¡A la cola!
Para conocer el grado de turistificación de cualquier ciudad tomaremos como patrón de medida las colas. La España vaciada, por irnos al otro extremo, se define por la ausencia de personas guardando turno. Nunca se manifiesta ese desasosiego propio de la espera –en el supermercado, la cafetería o la gasolinera– habida cuenta de que te atienden al momento. Cabe la posibilidad de que entres en un lugar y te saluden, te atiendan y sirvan en cuestión de segundos. Te reconocen como sujeto, que ya es decir. Se cosifica en esas bulliciosas terrazas de playa donde anulan la intersubjetividad y acabas sintiéndote un fantasma: miras pero nadie te considera mientras mendigas atención con un «perdón» que nadie oye. Los espacios saturados de turismo denigran tu yo. No importas a nadie porque, entre la multitud, tu cuerpo apenas se distingue de otros. Pensaba esto observando la masa uniforme de sombrillas de playa en Cullera, colapsada desde las ocho de la mañana y en la que difícilmente se distingue a sujetos de objetos. La primera cola del día la forman viejos erigidos en vigilantes de la playa. Hombres setentones que clavan su sombrilla en la arena con el ímpetu de quien pisa la Luna por primera vez.
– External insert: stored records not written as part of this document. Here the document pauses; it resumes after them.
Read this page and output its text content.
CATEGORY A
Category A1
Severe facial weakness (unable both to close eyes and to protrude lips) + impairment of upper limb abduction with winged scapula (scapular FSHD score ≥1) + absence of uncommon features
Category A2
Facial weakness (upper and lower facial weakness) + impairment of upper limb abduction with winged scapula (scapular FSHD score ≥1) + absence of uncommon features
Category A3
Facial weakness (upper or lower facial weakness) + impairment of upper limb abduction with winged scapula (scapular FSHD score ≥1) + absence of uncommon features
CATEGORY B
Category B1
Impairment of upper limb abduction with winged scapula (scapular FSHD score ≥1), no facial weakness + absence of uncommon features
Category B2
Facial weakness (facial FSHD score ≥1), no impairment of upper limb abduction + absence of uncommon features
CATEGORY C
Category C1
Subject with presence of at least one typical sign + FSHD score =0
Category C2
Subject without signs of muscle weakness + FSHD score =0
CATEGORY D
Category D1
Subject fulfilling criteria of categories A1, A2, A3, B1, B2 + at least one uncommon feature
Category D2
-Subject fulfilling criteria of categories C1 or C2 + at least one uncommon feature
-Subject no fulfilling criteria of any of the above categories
Están satisfechos de privatizar una parcela de la costa para que luego la disfruten las señoras, hijos/as y nietos/as.
No bajé a la playa ni un solo día de mis vacaciones en Cullera. Por ese motivo, mi primera cola fue siempre para comprar los periódicos. El local abría a las 8:30 horas y yo llegaba quince minutos antes. Seis o siete señores guardaban su turno aunque ignoro desde cuándo. Esa cola me hacía sentir un pipiolo porque los más «jóvenes» habían cumplido sobradamente los sesenta años. Quiere decirse que muchachos cuarentones y estupendos como yo raramente adquieren la prensa en papel. En cierta ocasión, una señora muy señora –sesentona y madrileña, entiéndase– exclamó sorprendida: «¡Son ganas de hacer cola para el periódico!». La sujeta se alarmaba por un grupo de tipos pacíficos dispuestos a documentarse antes de empezar la jornada. La sorprendida indocumentada –nunca mejor dicho– profería esto cuando se dirigía a la playa a las ocho y algún minuto de la mañana, un dato que acredita la absurdez de la mente humana puesto que, entre desayunar con el periódico y dirigirse a tomar el sol de madrugada, esto último parece más disparatado y psicópata. Uno/a tiene que ser muy anormal para pasarse delante del mar las 6 ó 7 horas de la mañana, a remojo como los garbanzos y oliendo los sudores de otros turistas.
También había que guardar cola en algunas cafeterías para desayunar. Por fortuna, pude evitarlo ya que prescindo de estas dictaduras si cabe otra alternativa. En algunos bares bastaba con sentarse. Uno leía como buenamente podía ya que el turista precario suele ser ruidoso e indecoroso. Nadie se sorprenderá de que estemos a la cola del turismo decrecentista, ético y ecológico. Cullera es una guerra de todos contra todos (y todas). Políticas públicas de baratillo para un turismo precario a la cola de la cola. La playa deviene un atiborrado mercadillo y si te cuelas… ¡A la cola!